Last updated: Sun 5 Apr 2015, 11:53 AM

Consumer prices in South Asia's second-largest economy jumped 24.33 per cent from a year earlier after soaring 21.53 per cent in June, the Federal Bureau of Statistics said in Islamabad today. Economists were expecting a 23.5 per cent gain.

"Rising fuel prices in the domestic market have been stoking inflation," said Farhan Rizvi, an economist at JS Global Capital Ltd. in Karachi. "The trend is expected to continue going forward, and the inflation rate could be 24 per cent in August."

Central banks across Asia are increasing interest rates as higher food and energy prices fuel inflation, even as a U.S. slowdown crimps the region's exports. Higher borrowing costs in Pakistan may further weaken growth in an economy which expanded 5.8 per cent last year, the slowest pace since 2003.

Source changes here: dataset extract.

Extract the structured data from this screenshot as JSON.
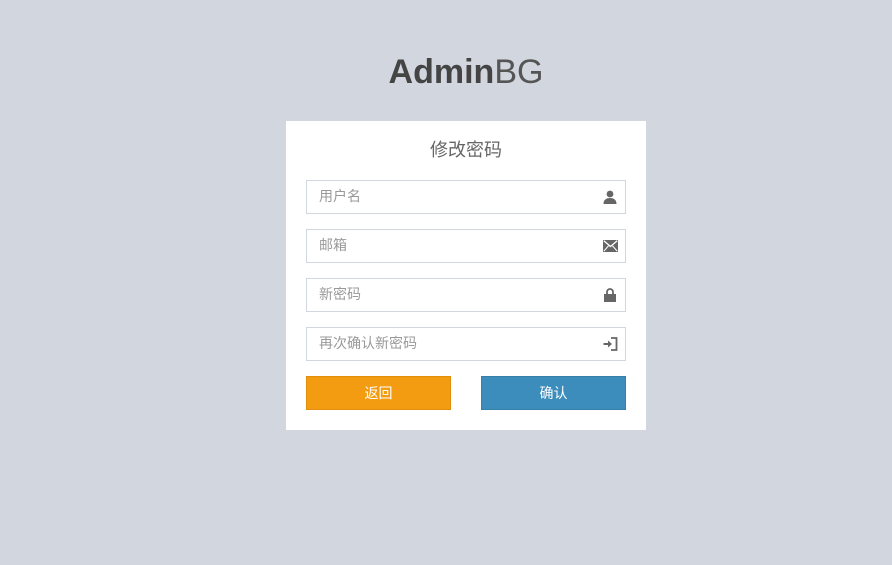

The State Bank of Pakistan raised its benchmark rate by one percentage point to 13 per cent on July 29, the third increase this year. Governor Shamshad Akhtar said at the time that inflationary pressures where more alarming than ever before. Pakistan raised gasoline and diesel prices by about 15 per cent on July 21, the sixth increase in five months.

Inflation in the $146 billion economy is also being fanned by government spending which is being financed with totally unsustainable borrowings from the central bank, Akhtar said July 29.

The central bank has advised the government to retire 21 billion rupees ($290 million) of debt every quarter this fiscal year, she said. Pakistan's budget deficit reached a 10-year high of about 7 per cent of gross domestic product in the 12 months to June 30, according to Finance Minister Naveed Qamar.